Like the surgeon at Baltimore’s Johns Hopkins Hospital, which is renowned for excellence and a commitment to patient safety. He had more complications from prostate removal surgery than all 10 of his colleagues combined even though they performed nine times as many of them.
Like the Florida surgeon who performed spinal fusions at Citrus Memorial, which was rated among the top 100 nationally for spinal procedures, but he had one of the highest rates of complications in the country for spinal fusions. His two colleagues had rates among the lowest for postoperative problems such as infections and internal bleeding.
Like the chairman of surgery and medical director for orthopedics at Chicago’s Weiss Memorial Hospital who had among the nation’s highest complication rates for knee replacement operations.
“It’s conventional wisdom that there are ‘good’ and ‘bad’ hospitals,” according to the ProPublica story, “and that selecting a good one can protect patients from the kinds of medical errors that injure or kill hundreds of thousands of Americans each year.
“But … when it comes to elective operations, it is much more important to pick the right surgeon.”
Many hospitals don’t track the complication rates of individual surgeons, so they can’t exercise any quality control over those who don’t measure up. The government doesn’t track doctors either.

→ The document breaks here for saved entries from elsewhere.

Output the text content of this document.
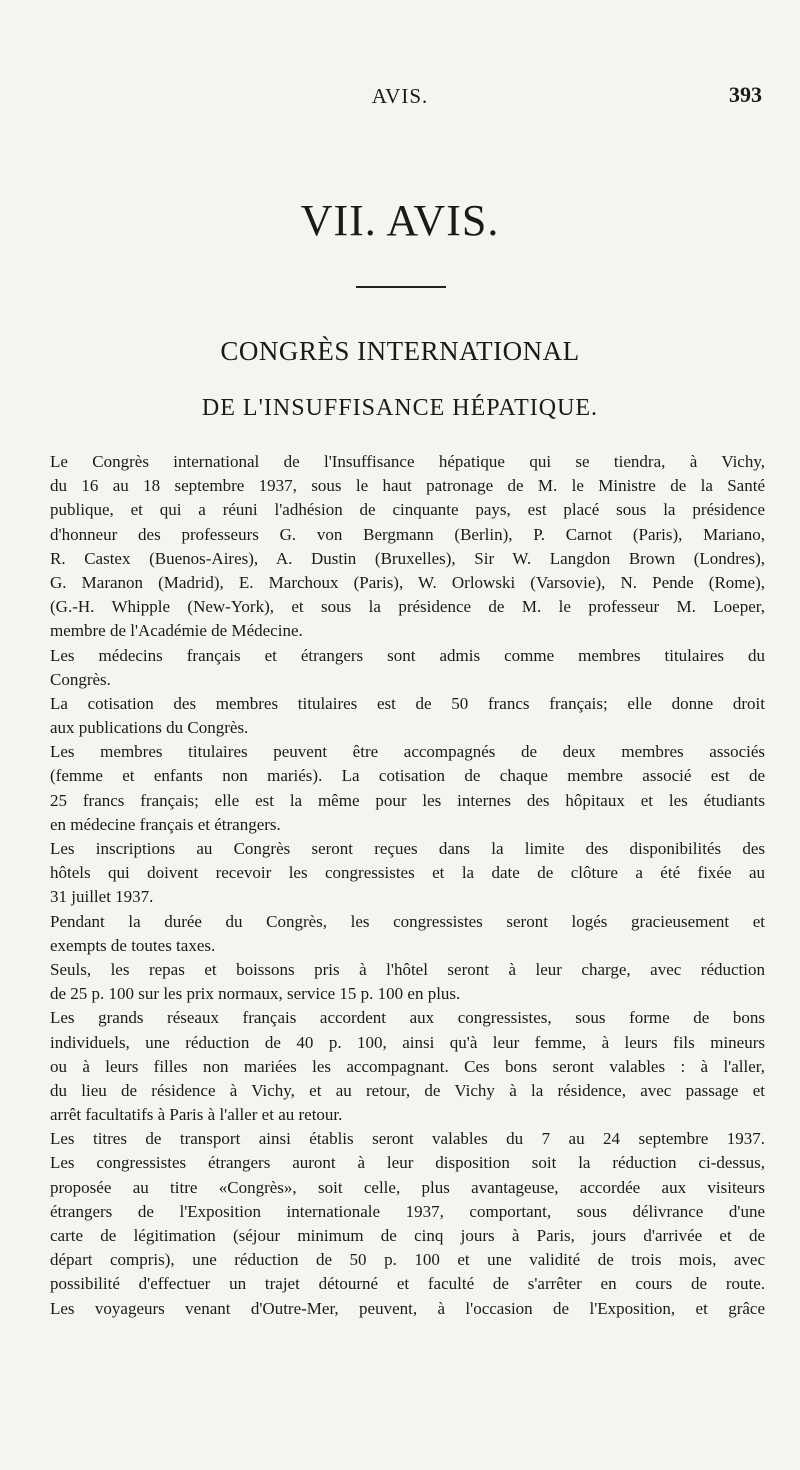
AVIS.	393
VII. AVIS.
CONGRÈS INTERNATIONAL
DE L'INSUFFISANCE HÉPATIQUE.
Le Congrès international de l'Insuffisance hépatique qui se tiendra, à Vichy,
du 16 au 18 septembre 1937, sous le haut patronage de M. le Ministre de la Santé
publique, et qui a réuni l'adhésion de cinquante pays, est placé sous la présidence
d'honneur des professeurs G. von Bergmann (Berlin), P. Carnot (Paris), Mariano,
R. Castex (Buenos-Aires), A. Dustin (Bruxelles), Sir W. Langdon Brown (Londres),
G. Maranon (Madrid), E. Marchoux (Paris), W. Orlowski (Varsovie), N. Pende (Rome),
(G.-H. Whipple (New-York), et sous la présidence de M. le professeur M. Loeper,
membre de l'Académie de Médecine.
Les médecins français et étrangers sont admis comme membres titulaires du
Congrès.
La cotisation des membres titulaires est de 50 francs français; elle donne droit
aux publications du Congrès.
Les membres titulaires peuvent être accompagnés de deux membres associés
(femme et enfants non mariés). La cotisation de chaque membre associé est de
25 francs français; elle est la même pour les internes des hôpitaux et les étudiants
en médecine français et étrangers.
Les inscriptions au Congrès seront reçues dans la limite des disponibilités des
hôtels qui doivent recevoir les congressistes et la date de clôture a été fixée au
31 juillet 1937.
Pendant la durée du Congrès, les congressistes seront logés gracieusement et
exempts de toutes taxes.
Seuls, les repas et boissons pris à l'hôtel seront à leur charge, avec réduction
de 25 p. 100 sur les prix normaux, service 15 p. 100 en plus.
Les grands réseaux français accordent aux congressistes, sous forme de bons
individuels, une réduction de 40 p. 100, ainsi qu'à leur femme, à leurs fils mineurs
ou à leurs filles non mariées les accompagnant. Ces bons seront valables : à l'aller,
du lieu de résidence à Vichy, et au retour, de Vichy à la résidence, avec passage et
arrêt facultatifs à Paris à l'aller et au retour.
Les titres de transport ainsi établis seront valables du 7 au 24 septembre 1937.
Les congressistes étrangers auront à leur disposition soit la réduction ci-dessus,
proposée au titre «Congrès», soit celle, plus avantageuse, accordée aux visiteurs
étrangers de l'Exposition internationale 1937, comportant, sous délivrance d'une
carte de légitimation (séjour minimum de cinq jours à Paris, jours d'arrivée et de
départ compris), une réduction de 50 p. 100 et une validité de trois mois, avec
possibilité d'effectuer un trajet détourné et faculté de s'arrêter en cours de route.
Les voyageurs venant d'Outre-Mer, peuvent, à l'occasion de l'Exposition, et grâce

The database reflects the fact that some subpar performers work at elite medical centers considered among the nation’s best, and that some surgeons with impressively low complication rates work at small-town clinics.
ProPublica found that overall complication rates were relatively low, ranging from 2 in 100 to 4 in 100 procedures, depending on the type of surgery. “But experts who reviewed ProPublica’s results say they strongly suggest that the typical surgeon’s rate can and should be significantly lower,” according to the story.

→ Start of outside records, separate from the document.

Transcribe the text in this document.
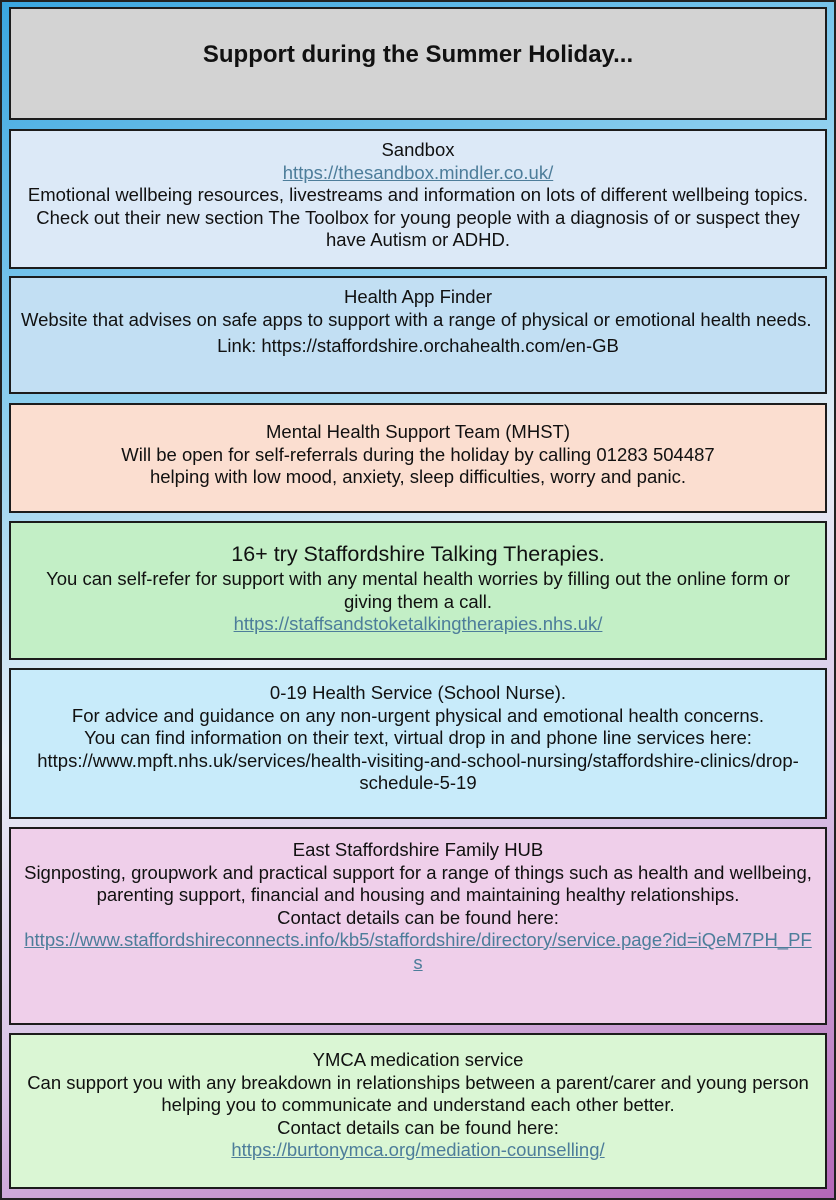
Support during the Summer Holiday...
Sandbox
https://thesandbox.mindler.co.uk/
Emotional wellbeing resources, livestreams and information on lots of different wellbeing topics. Check out their new section The Toolbox for young people with a diagnosis of or suspect they have Autism or ADHD.
Health App Finder
Website that advises on safe apps to support with a range of physical or emotional health needs.
Link: https://staffordshire.orchahealth.com/en-GB
Mental Health Support Team (MHST)
Will be open for self-referrals during the holiday by calling 01283 504487
helping with low mood, anxiety, sleep difficulties, worry and panic.
16+ try Staffordshire Talking Therapies.
You can self-refer for support with any mental health worries by filling out the online form or giving them a call.
https://staffsandstoketalkingtherapies.nhs.uk/
0-19 Health Service (School Nurse).
For advice and guidance on any non-urgent physical and emotional health concerns.
You can find information on their text, virtual drop in and phone line services here:
https://www.mpft.nhs.uk/services/health-visiting-and-school-nursing/staffordshire-clinics/drop-schedule-5-19
East Staffordshire Family HUB
Signposting, groupwork and practical support for a range of things such as health and wellbeing, parenting support, financial and housing and maintaining healthy relationships.
Contact details can be found here:
https://www.staffordshireconnects.info/kb5/staffordshire/directory/service.page?id=iQeM7PH_PFs
YMCA medication service
Can support you with any breakdown in relationships between a parent/carer and young person helping you to communicate and understand each other better.
Contact details can be found here:
https://burtonymca.org/mediation-counselling/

For example, more than 750 surgeons who did at least 50 operations did not record a single complication in the five years covered by the analysis. And more than 1,400 had only one.
Rating sites other than Surgeon Scorecard do exist, but without a report as thorough as ProPublica’s it’s difficult to know exactly how the databases were developed and their shortcomings. One new one was established by Consumers’ Checkbook, a nonprofit whose site enables consumers to type in a Zip code and search for the top-performing surgeons in 14 types of major surgery.
Its ratings also rely on Medicare claims data from more than 4 million surgeries performed by more than 50,000 doctors. Its criteria include death rates, other bad outcomes, such as infections, falls or other complications and recommendations by other doctors
It’s worth a patient’s time to learn about their surgeon’s track record. Certainly George Lynch thinks so. He nearly died from complications after a 2013 knee replacement performed by a surgeon at New York Methodist Hospital who had one of the highest complication rates on knee replacements in New York State.
Lynch contracted multiple postsurgical infections, went into septic shock and almost died. Now, he needs another knee replacement and, as ProPublica reported, “This time, he’s peppering his doctors with questions and said performance data will help guide his choice of a surgeon and a hospital.”
“I’d rather be a difficult live patient,” he said, “than a compliant dead patient.”